Il troppo caldo e la primavera anticipata hanno possibili altre ricadute?
«Certamente, la cimice asiatica e il proliferare di insetti nocivi in primis. Sono infatti le gelate e le temperature sotto lo zero a ucciderli e abbiamo visto già lo scorso anno quanti problemi hanno causato l’una e gli altri: nel Riminese hanno ad esempio pregiudicato i raccolti di frutta tardiva, le ultime pesche e le ultime prugne nei nostri “serbatoi” principali quali ad esempio la zona di Santarcangelo. Ne abbiamo parlato proprio qualche giorno fa a Verona, evidenziando quanto abbiano sofferto per questo nel 2019 il Modenese con le pere o il Forlivese, Cesenate o Ravennate, dove la produzione è stata quasi azzerata».

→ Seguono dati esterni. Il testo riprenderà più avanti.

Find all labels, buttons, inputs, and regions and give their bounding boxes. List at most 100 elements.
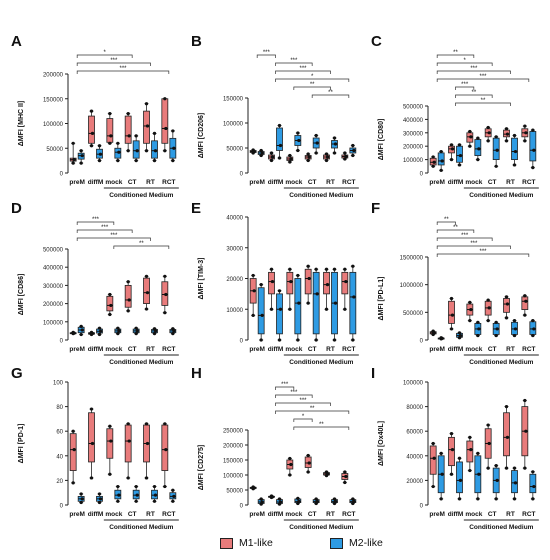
y-tick-label: 0	[420, 339, 424, 345]
data-point	[352, 295, 356, 299]
data-point	[469, 135, 473, 139]
x-tick-label: CT	[128, 346, 137, 353]
x-tick-label: preM	[429, 511, 445, 518]
data-point	[306, 453, 310, 458]
data-point	[469, 448, 473, 452]
x-tick-label: diffM	[88, 179, 104, 186]
data-point	[117, 493, 121, 497]
significance-label: **	[310, 406, 315, 412]
significance-bracket	[455, 86, 475, 90]
y-tick-label: 500000	[403, 105, 424, 111]
significance-bracket	[455, 102, 511, 106]
data-point	[79, 332, 83, 337]
data-point	[277, 289, 282, 293]
legend-item-m1: M1-like	[220, 537, 273, 549]
significance-label: ***	[92, 217, 100, 223]
data-point	[457, 163, 462, 167]
legend-swatch-m1	[220, 537, 233, 549]
x-tick-label: RCT	[342, 511, 355, 518]
data-point	[468, 129, 472, 134]
data-point	[171, 129, 175, 133]
data-point	[325, 155, 330, 159]
box-iqr	[106, 295, 114, 312]
data-point	[71, 161, 75, 165]
data-point	[314, 151, 318, 155]
data-point	[439, 451, 443, 455]
data-point	[71, 141, 75, 145]
x-tick-label: mock	[285, 511, 302, 518]
data-point	[532, 148, 536, 152]
data-point	[432, 331, 436, 335]
data-point	[494, 497, 498, 501]
significance-label: *	[302, 414, 305, 420]
box-iqr	[286, 271, 294, 295]
y-tick-label: 300000	[403, 131, 424, 137]
y-tick-label: 250000	[223, 429, 244, 435]
significance-label: ***	[470, 66, 478, 72]
y-tick-label: 40000	[406, 454, 423, 460]
data-point	[153, 329, 158, 333]
data-point	[269, 158, 274, 163]
data-point	[351, 153, 355, 158]
data-point	[80, 328, 84, 332]
data-point	[314, 497, 318, 501]
data-point	[468, 319, 472, 323]
significance-bracket	[275, 62, 313, 66]
data-point	[532, 484, 536, 489]
significance-bracket	[76, 221, 115, 225]
data-point	[79, 324, 83, 328]
data-point	[494, 464, 498, 468]
y-tick-label: 20000	[226, 277, 243, 283]
data-point	[332, 497, 337, 501]
data-point	[252, 149, 256, 154]
x-tick-label: mock	[105, 179, 122, 186]
data-point	[306, 158, 310, 163]
data-point	[152, 332, 157, 336]
data-point	[163, 149, 167, 153]
data-point	[98, 152, 103, 156]
data-point	[505, 302, 510, 306]
data-point	[163, 311, 167, 315]
group-label: Conditioned Medium	[109, 359, 173, 366]
box-iqr	[88, 412, 95, 463]
data-point	[431, 441, 435, 446]
x-tick-label: mock	[285, 179, 302, 186]
x-tick-label: RCT	[342, 346, 355, 353]
data-point	[72, 158, 76, 162]
data-point	[126, 422, 130, 426]
data-point	[269, 151, 274, 155]
data-point	[476, 158, 480, 162]
y-tick-label: 100000	[223, 122, 244, 128]
data-point	[450, 448, 455, 452]
data-point	[324, 158, 329, 163]
x-tick-label: RT	[326, 511, 335, 518]
x-tick-label: preM	[249, 346, 265, 353]
y-tick-label: 10000	[226, 308, 243, 314]
data-point	[476, 320, 480, 324]
data-point	[486, 319, 490, 323]
x-tick-label: preM	[69, 346, 85, 353]
legend-item-m2: M2-like	[330, 537, 383, 549]
data-point	[477, 147, 481, 151]
data-point	[134, 499, 138, 503]
x-tick-label: diffM	[448, 511, 464, 518]
box-iqr	[276, 127, 283, 151]
significance-label: ***	[110, 233, 118, 239]
data-point	[343, 151, 347, 155]
data-point	[449, 327, 454, 331]
data-point	[504, 405, 509, 409]
x-tick-label: RT	[146, 179, 155, 186]
group-label: Conditioned Medium	[109, 524, 173, 531]
data-point	[495, 148, 499, 152]
data-point	[512, 333, 517, 338]
data-point	[307, 276, 311, 281]
data-point	[431, 164, 435, 168]
data-point	[315, 499, 319, 503]
x-tick-label: CT	[308, 179, 317, 186]
data-point	[315, 141, 319, 145]
data-point	[314, 133, 318, 138]
group-label: Conditioned Medium	[289, 192, 353, 199]
data-point	[251, 313, 255, 317]
data-point	[486, 125, 490, 130]
data-point	[333, 301, 338, 305]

Come se non bastasse, ci si aggiunge il problema delle scarse precipitazioni.
«Indubbiamente. Chi ha seminato non ha ricevuto pioggia e si mettono così a rischio anche la nascita dei cereali e la coltura da seme in genere. Senza dimenticare la crisi idrica estiva in caso di mancanze di piogge: lo scorso anno si sono concentrate quasi esclusivamente a maggio e insieme al freddo in quel caso anomalo hanno messo a repentaglio la produzione di olive».

Tirando le somme, non è stato certo il miglior inizio anno per le nostre colture.
«Siamo perennemente fuori stagione e il 2020 per il settore agricolo non è partito nel migliori dei modi: oramai qualsiasi condizione metereologica si manifesti farà bene ad un settore e male ad un altro. Ma vogliamo essere ottimisti, incrociamo le dita e speriamo bene per tutto».